Il suicidio di un paziente: chi supporta i terapeuti?

Quando un paziente si suicida anche psichiatri, psicoterapeuti, psicologi, infermieri e assistenti sociali diventano dei sopravvissuti. Dal momento che la malattia mentale è uno dei principali fattori di rischio, non è raro che un paziente muoia per suicidio. Oltre la metà degli psichiatri, nel corso della carriera, perde un paziente per suicidio. Il rischio di vivere questa esperienza aumenta se i pazienti soffrono di patologie gravi. Se consideriamo infine che la probabilità che un paziente tenti il suicidio è fino a 100 volte più alta, la quasi totalità degli psichiatri deve affrontare almeno uno di questi eventi nella sua carriera. Nonostante ciò, la letteratura sull’impatto emotivo e professionale di tali eventi sui medici e su altre figure professionali nel campo della salute è assai scarsa. Gli studi che hanno cercato di approfondire questo tema hanno evidenziato che il suicidio di un paziente rappresenta uno degli stress psicologici più importanti nella vita professionale di uno psichiatra, e che tale stress può avere conseguenze a lungo termine, sia personali sia sulla carriera professionale. L’impatto è particolarmente rilevante nei medici in formazione e nei giovani psichiatri.

La reazione dello psichiatra al suicidio o al tentativo di suicidio di un paziente è in gran parte sovrapponibile a quella dei familiari e amici. Tuttavia, la peculiarità del rapporto medico-paziente, che oltre agli aspetti affettivi e umani si basa su una relazione terapeutica, comporta conseguenze del tutto peculiari. Alla emozione correlata alla perdita relazionale si associa la perdita di autostima, il senso di fallimento professionale, e i dubbi sulle proprie competenze professionali.  Tale reazione comporta, nei casi più gravi, l’abbandono della carriera, con la richiesta di pensionamento anticipato o scelte di riorientamento professionale. Ma lo psichiatra o più in generale il curante può provare anche rabbia nei confronti dei superiori e dei colleghi (per la pressione sul lavoro, la sensazione di essere sotto esame e giudicato sulle proprie capacità professionali). In gran parte dei casi lo psichiatra, pur negando la rabbia verso il paziente, per un lungo periodo teme o addirittura rifiuta di trattare pazienti a rischio di suicidio. Anche la colpa è frequente – per non aver ricoverato il paziente, per le decisioni prese o non prese nel corso dell’ultima visita prima del suicidio – così come la paura, per la reazione dei colleghi o superiori, o per il timore di una azione legale da parte dei familiari. Le manifestazioni da stress sono più comuni ed intense tra i giovani medici e tra quelli di sesso femminile.

La reazione di lutto in seguito ad un suicidio può avere nello psichiatra effetti anche sulla vita privata: ansia, umore depresso, perdita di desiderio, irritabilità, disturbi del sonno e difficoltà relazionali in famiglia.

Gran parte di coloro che hanno vissuto l’esperienza del suicidio di un paziente trovano utile parlarne con i colleghi (confronto tra pari), nonostante ciò  i programmi di prevenzione terziaria (la prevenzione dedicata ai sopravvissuti) per terapeuti o altro personale sanitario sono estremamente rari.
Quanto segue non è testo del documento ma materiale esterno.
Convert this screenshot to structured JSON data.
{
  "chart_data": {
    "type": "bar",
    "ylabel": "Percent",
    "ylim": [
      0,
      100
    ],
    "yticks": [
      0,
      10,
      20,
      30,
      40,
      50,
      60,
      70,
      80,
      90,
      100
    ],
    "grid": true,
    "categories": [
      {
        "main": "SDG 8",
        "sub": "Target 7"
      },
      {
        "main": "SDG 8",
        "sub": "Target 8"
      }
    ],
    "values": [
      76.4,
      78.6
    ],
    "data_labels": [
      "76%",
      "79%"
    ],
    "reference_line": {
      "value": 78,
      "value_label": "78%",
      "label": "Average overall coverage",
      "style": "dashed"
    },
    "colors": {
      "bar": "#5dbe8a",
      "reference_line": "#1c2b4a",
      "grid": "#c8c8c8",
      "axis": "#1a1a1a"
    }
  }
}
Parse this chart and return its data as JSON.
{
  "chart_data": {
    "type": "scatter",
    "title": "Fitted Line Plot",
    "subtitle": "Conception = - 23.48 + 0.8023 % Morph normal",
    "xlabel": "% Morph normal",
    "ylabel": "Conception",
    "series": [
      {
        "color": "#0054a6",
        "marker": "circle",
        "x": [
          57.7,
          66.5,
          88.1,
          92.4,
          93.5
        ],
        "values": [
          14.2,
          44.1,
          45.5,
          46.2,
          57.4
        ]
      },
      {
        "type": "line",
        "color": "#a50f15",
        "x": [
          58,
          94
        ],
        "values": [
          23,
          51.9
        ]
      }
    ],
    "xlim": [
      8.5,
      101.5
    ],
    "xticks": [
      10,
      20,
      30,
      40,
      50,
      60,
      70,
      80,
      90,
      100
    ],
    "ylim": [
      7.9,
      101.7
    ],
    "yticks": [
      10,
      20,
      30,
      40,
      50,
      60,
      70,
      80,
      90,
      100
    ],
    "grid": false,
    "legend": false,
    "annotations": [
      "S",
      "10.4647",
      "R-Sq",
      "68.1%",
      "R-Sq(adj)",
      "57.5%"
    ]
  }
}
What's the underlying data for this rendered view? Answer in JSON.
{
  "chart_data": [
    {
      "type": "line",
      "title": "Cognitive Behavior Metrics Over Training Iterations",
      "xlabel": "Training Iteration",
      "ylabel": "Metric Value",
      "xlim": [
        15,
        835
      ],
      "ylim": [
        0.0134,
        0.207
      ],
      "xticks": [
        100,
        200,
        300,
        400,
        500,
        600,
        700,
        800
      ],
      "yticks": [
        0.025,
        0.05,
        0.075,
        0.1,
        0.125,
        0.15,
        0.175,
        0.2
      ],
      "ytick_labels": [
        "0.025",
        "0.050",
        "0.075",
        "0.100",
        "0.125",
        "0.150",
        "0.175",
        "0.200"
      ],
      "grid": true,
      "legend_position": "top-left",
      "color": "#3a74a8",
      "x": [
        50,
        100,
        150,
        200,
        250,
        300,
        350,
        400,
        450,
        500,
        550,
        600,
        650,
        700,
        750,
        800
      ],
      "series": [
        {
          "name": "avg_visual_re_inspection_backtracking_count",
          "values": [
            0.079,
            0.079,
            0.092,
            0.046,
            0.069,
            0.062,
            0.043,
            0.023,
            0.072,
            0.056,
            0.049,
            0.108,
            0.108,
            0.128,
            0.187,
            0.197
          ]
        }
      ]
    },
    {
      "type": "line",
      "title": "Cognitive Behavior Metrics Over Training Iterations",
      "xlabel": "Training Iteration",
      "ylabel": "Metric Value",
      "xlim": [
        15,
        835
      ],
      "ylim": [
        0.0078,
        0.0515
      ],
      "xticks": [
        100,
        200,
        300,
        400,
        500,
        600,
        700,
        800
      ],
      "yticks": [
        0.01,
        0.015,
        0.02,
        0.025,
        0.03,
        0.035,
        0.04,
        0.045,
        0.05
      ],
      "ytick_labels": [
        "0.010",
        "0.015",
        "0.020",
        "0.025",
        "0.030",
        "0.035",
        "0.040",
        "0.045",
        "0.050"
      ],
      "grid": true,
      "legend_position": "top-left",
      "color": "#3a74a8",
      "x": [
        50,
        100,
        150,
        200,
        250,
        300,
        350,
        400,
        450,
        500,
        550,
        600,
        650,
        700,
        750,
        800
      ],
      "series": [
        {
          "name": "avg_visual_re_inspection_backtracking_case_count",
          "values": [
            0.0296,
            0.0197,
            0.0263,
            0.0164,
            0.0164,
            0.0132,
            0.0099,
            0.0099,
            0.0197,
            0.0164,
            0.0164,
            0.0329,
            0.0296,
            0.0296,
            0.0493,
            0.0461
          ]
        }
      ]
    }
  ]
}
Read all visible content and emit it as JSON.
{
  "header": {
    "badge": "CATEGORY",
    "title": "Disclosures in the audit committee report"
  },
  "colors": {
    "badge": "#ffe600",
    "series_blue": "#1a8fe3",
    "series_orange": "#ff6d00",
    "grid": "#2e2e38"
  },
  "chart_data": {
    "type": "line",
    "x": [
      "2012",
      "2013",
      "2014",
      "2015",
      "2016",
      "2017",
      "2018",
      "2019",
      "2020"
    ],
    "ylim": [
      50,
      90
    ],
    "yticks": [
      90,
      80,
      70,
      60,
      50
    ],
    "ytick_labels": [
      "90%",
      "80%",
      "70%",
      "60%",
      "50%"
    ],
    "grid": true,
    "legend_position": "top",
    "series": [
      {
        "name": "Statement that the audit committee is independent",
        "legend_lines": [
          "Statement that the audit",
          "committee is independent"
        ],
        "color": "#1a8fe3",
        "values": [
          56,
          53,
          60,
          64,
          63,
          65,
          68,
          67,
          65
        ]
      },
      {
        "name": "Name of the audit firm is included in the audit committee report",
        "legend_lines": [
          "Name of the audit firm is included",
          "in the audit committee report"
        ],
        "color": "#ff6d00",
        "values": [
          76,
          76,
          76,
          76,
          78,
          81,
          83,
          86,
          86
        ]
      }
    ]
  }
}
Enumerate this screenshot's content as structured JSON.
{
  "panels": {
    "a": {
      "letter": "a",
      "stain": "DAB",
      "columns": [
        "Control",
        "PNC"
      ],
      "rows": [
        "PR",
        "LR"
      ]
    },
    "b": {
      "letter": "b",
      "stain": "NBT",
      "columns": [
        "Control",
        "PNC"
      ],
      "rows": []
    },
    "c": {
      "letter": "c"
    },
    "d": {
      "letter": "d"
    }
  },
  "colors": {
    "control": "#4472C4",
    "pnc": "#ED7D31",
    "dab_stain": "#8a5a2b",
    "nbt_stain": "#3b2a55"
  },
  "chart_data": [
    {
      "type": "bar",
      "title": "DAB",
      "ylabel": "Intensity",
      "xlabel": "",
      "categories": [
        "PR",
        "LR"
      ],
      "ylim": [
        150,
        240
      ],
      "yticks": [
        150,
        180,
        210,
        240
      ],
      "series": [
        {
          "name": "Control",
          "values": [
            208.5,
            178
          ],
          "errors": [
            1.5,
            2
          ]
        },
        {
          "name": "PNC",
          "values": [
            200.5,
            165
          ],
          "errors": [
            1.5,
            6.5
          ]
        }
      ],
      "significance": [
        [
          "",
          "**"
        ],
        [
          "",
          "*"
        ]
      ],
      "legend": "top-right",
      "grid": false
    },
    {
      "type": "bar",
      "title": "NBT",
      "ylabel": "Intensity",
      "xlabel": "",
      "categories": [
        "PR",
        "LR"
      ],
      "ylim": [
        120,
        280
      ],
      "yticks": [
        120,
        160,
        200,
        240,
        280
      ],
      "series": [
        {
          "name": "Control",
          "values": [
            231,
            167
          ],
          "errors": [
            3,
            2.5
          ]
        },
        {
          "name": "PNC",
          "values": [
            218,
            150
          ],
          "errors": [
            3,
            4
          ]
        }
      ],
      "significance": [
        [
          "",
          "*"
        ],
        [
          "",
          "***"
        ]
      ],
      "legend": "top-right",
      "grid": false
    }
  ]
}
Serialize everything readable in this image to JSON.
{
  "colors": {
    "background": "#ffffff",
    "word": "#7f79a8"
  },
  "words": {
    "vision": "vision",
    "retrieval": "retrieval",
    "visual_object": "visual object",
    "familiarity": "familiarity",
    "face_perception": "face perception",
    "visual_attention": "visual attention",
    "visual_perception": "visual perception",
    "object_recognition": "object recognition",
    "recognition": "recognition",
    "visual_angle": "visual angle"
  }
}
Altrettanto rari, e mai sostenuti da una prassi consolidata, sono i programmi di formazione teorico-esperienziale sulla gestione delle emozioni conseguenti al suicidio di un paziente.

Un’altra esperienza difficile per lo psichiatra è il confronto con i parenti del suicida, con i loro bisogni, con la loro rabbia e recriminazioni. Tuttavia è fondamentale  mantenere i contatti con la famiglia, incontrarla almeno due o tre volte per discutere le circostanze del suicidio, tutto ciò che si è fatto per cercare di evitarlo, ma anche i limiti delle cure; è importante infine approfondire cos’è il lutto, le sue possibili conseguenze e le eventuali fonti d’aiuto.